Logo Polskiego Radia
POSŁUCHAJ
IAR
Michał Chodurski 09.03.2014

Interpol: na pokładzie zaginionego boeinga byli ludzie z fałszywymi paszportami

Sekretarz generalny Interpolu - międzynarodowej organizacji policyjnej - potwierdził ten fakt. Wyraził też zaniepokojenie, że takie osoby w ogóle mogły wejść na pokład.
Konferencja prasowa Malezyjskich Linii LotniczychKonferencja prasowa Malezyjskich Linii LotniczychPAP/EPA/ADRIAN BRADSHAW

Samolot Boeing 777 Malezyjskich Linii Lotniczych, w sobotę zaginął nad Morzem Południowochińskim, w drodze ze stolicy Malezji Kuala Lumpur do Pekinu. Spośród 239 osób, które leciały samolotem, 153 osoby to obywatele Chin.

Z informacji policji wynika, że na pokładzie zaginionego Boeinga 777 było co najmniej dwóch pasażerów, których dowody tożsamości były fałszywe. Posługiwali się oni paszportami obywateli Włoch i Austrii skradzionymi w Tajlandii ponad rok temu.

Sekretarz generalny Interpolu Ronald Noble w specjalnym oświadczeniu uznał za bardzo niepokojący fakt, że osoby posługujące się fałszywymi paszportami mogły wejść na pokład samolotu. To rozbudziło spekulacje na temat ewentualnego zamachu terrorystycznego.

Władze Malezji mają wątpliwości, co do tożsamości jeszcze dwóch pasażerów zaginionej maszyny. W Kuala Lumpur, z pomocą FBI, przesłuchiwani są pracownicy lotniska, którzy uczestniczyli w odprawie samolotu. Analizowane są też nagrania z kamer przemysłowych.

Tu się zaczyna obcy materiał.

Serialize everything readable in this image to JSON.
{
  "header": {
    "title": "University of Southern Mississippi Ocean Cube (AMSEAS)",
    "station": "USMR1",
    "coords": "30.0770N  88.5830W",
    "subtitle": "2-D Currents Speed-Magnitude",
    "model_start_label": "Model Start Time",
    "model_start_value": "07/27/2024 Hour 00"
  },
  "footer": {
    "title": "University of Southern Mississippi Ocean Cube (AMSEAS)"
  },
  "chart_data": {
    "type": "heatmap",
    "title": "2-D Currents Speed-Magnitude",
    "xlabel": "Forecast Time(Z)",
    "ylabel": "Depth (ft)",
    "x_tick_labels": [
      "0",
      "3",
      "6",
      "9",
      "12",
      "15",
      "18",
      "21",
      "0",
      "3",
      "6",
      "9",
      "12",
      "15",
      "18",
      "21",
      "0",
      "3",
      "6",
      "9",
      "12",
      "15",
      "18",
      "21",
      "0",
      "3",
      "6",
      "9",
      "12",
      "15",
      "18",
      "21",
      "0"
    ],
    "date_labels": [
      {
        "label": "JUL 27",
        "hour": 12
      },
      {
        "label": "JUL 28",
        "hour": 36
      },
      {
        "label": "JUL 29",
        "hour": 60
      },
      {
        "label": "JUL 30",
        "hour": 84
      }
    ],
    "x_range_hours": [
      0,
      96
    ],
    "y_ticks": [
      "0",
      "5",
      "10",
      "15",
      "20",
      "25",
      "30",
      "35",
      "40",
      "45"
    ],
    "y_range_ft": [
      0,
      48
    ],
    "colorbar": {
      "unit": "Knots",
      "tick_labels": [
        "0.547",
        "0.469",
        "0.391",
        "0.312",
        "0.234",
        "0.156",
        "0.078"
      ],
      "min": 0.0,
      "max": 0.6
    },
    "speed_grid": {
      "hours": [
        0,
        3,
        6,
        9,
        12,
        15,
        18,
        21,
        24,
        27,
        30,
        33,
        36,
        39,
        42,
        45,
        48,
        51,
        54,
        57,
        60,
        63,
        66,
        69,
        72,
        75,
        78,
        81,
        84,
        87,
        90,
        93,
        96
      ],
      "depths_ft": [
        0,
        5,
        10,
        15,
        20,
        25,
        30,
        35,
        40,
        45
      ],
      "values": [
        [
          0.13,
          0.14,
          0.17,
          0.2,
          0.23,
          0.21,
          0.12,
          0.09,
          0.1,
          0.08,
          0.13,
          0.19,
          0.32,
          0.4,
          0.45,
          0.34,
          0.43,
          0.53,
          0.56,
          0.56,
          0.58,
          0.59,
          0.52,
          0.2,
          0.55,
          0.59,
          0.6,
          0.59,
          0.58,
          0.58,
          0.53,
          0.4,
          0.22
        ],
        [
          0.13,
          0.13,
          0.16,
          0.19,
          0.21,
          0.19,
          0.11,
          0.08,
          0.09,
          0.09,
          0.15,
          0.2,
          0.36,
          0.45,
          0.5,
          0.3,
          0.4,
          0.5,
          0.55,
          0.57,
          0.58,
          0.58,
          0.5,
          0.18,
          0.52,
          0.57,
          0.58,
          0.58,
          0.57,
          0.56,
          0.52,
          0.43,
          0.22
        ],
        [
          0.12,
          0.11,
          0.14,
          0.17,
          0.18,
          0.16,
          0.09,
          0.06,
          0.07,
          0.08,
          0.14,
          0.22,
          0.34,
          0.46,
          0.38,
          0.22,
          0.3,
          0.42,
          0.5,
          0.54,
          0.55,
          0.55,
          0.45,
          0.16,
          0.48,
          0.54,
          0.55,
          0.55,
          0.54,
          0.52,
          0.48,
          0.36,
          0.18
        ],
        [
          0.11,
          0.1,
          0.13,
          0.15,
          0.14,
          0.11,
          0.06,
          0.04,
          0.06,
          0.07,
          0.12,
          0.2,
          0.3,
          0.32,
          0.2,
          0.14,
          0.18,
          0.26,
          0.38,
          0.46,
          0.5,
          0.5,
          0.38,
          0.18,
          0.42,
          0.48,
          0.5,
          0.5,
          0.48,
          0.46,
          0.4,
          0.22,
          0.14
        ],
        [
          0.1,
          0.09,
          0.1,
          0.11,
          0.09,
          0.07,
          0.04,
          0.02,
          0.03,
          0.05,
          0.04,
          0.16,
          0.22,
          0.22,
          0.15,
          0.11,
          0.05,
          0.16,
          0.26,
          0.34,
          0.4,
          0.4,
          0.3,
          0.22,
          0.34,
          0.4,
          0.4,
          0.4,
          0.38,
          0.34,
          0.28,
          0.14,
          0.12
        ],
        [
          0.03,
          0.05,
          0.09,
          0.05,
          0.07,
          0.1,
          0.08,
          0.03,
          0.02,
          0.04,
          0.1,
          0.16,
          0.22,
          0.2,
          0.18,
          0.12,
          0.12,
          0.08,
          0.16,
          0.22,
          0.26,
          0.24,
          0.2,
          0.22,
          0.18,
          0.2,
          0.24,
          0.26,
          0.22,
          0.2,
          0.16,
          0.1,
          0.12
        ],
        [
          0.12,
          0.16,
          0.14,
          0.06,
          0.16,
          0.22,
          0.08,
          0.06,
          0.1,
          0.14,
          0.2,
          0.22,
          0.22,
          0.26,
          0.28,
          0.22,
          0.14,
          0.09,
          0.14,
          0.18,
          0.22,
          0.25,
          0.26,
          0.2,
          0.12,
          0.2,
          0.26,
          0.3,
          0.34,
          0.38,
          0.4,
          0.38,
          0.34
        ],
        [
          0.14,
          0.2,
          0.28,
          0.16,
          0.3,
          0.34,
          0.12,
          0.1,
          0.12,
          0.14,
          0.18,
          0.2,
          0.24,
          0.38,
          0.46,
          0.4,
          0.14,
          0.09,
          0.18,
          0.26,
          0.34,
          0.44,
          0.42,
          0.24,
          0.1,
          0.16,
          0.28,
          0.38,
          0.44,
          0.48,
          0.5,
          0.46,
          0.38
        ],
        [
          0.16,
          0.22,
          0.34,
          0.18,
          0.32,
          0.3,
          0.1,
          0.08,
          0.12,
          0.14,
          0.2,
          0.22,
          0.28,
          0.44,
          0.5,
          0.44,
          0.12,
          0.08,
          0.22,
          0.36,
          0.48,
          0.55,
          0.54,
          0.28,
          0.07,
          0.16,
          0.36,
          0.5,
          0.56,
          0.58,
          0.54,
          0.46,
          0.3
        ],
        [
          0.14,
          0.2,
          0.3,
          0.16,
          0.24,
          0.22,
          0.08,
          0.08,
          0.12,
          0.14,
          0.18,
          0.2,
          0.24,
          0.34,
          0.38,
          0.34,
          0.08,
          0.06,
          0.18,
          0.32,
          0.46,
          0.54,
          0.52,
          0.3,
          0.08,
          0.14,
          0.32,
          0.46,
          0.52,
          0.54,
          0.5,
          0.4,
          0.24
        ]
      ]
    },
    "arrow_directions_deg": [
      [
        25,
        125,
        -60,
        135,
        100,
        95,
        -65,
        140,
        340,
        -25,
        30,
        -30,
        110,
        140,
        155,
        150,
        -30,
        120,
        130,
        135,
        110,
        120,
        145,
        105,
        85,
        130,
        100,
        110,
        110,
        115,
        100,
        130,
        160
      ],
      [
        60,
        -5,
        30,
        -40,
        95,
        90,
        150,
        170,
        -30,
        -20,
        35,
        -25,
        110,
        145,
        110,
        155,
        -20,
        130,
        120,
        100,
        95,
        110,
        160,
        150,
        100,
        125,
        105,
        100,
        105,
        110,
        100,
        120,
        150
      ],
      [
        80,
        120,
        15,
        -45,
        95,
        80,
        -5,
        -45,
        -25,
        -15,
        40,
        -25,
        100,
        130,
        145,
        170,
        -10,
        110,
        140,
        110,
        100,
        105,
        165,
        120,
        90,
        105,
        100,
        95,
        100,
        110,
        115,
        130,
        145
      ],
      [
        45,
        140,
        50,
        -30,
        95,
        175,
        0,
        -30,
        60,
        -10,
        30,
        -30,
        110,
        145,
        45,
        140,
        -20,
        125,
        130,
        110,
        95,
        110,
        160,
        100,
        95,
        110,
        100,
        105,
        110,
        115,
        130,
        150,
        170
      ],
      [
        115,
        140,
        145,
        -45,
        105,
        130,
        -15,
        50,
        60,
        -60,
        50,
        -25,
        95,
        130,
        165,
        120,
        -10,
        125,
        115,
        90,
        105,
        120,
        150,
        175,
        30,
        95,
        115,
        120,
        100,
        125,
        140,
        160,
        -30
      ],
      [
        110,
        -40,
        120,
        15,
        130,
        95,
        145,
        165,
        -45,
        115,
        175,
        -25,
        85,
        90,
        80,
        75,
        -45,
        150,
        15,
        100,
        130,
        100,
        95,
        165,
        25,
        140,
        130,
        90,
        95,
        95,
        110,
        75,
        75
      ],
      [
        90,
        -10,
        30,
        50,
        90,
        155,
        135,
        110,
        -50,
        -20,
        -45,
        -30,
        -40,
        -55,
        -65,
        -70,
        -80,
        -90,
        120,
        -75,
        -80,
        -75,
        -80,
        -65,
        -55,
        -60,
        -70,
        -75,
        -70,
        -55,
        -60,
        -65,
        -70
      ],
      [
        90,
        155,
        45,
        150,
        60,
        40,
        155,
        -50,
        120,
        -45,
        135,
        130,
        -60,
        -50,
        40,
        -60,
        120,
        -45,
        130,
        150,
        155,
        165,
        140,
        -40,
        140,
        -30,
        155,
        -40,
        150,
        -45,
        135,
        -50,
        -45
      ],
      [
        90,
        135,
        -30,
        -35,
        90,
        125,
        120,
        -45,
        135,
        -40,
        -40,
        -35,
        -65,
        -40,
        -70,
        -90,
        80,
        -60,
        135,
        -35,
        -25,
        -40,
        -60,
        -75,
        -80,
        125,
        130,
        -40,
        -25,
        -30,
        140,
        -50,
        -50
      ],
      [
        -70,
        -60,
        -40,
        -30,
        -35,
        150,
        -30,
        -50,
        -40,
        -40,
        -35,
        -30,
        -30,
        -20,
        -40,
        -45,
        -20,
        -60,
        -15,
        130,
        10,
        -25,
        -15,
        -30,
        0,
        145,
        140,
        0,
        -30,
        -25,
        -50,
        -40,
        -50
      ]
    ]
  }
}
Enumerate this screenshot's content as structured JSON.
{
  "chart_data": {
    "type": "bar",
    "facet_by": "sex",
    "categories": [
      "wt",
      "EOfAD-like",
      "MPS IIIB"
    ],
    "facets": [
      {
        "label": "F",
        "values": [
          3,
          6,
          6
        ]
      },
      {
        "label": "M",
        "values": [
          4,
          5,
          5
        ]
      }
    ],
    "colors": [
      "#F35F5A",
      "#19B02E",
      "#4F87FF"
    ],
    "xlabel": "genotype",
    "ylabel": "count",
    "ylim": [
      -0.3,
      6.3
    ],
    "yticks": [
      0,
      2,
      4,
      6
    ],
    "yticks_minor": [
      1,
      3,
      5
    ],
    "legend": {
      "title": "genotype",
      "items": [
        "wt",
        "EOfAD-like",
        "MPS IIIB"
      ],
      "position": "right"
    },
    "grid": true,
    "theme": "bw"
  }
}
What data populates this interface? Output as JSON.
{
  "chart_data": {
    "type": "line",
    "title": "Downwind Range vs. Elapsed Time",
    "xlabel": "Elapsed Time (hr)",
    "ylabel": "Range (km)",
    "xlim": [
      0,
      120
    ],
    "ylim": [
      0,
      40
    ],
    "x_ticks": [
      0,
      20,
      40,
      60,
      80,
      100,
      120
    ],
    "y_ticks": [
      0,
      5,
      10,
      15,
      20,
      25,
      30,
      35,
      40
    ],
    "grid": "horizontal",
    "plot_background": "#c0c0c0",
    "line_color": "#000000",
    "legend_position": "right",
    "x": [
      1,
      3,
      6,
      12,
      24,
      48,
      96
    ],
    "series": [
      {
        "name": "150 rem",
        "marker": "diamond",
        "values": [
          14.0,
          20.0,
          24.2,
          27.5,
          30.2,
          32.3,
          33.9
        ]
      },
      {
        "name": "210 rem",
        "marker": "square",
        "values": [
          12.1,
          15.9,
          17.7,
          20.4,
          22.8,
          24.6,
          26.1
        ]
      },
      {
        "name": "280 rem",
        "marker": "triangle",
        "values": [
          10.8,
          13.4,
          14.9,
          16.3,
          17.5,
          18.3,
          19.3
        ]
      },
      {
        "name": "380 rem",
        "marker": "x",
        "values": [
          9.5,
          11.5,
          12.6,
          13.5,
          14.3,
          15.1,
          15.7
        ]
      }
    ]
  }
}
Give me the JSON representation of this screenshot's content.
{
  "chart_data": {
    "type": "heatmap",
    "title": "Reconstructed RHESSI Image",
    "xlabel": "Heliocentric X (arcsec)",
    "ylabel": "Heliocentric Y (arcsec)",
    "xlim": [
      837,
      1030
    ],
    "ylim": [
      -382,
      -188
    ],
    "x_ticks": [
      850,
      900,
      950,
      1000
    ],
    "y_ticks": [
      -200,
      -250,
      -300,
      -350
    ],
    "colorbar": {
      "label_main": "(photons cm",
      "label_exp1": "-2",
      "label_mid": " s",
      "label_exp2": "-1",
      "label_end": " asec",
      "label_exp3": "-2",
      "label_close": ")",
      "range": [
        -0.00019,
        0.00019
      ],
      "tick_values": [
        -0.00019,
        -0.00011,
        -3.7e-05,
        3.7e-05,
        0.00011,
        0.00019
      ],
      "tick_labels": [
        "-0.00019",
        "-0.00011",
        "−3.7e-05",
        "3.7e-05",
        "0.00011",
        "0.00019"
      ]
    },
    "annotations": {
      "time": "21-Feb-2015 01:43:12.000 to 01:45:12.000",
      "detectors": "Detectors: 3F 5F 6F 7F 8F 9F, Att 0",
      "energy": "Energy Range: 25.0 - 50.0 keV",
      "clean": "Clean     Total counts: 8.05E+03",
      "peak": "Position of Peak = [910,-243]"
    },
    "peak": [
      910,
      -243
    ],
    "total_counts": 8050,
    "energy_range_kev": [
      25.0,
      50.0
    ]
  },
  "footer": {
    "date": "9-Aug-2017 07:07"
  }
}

Czterej mężczyźni, których dane są obecnie weryfikowane, kupili bilety na lot z Kuala Lumpur do Pekinu za pośrednictwem chińskich linii China Southern. Zaginiony lot MH370 był bowiem wspólnym połączeniem rejsowym chińskiego i malezyjskiego przewoźnika.

Nie znaleziono żadnych szczątków

Szef malezyjskiego Urzędu Lotnictwa Cywilnego Azharuddin Abdul Rahman podkreśla, że obecnie najważniejsze jest odnalezienie maszyny. - Bez tego nie będziemy wiedzieć co się stało - powiedział na konferencji w Kuala Lumpur.  Ujawnił też, że tuż przed zniknięciem z radarów samolot najprawdopodobniej rozpoczął manewr zawracania.

W niedzielę rano wietnamskie statki i samoloty wznowiły poszukiwania zaginionego malezyjskiego Boeinga 777 z 227 pasażerami i 12 członkami załogi na pokładzie. Mimo spostrzeżenia na morzu plam paliwa, nie odnaleziono śladów maszyny. Poszukiwania, zawieszone po zmroku, zostaną wznowione w poniedziałek.

Samolot zniknął z radarów w sobotę mniej niż godzinę po starcie z lotniska w Kuala Lumpur. Linie lotnicze Malaysia Airlines oświadczyły w niedzielę, że obawiają się najgorszego. W akcji poszukiwawczej uczestniczy już 8 państw. Dołączyły śmigłowce lub statki z Australii, Tajlandii i Indonezji. W sumie teren przeczesywany jest przez 34 śmigłowce i samoloty oraz 40 okrętów i statków.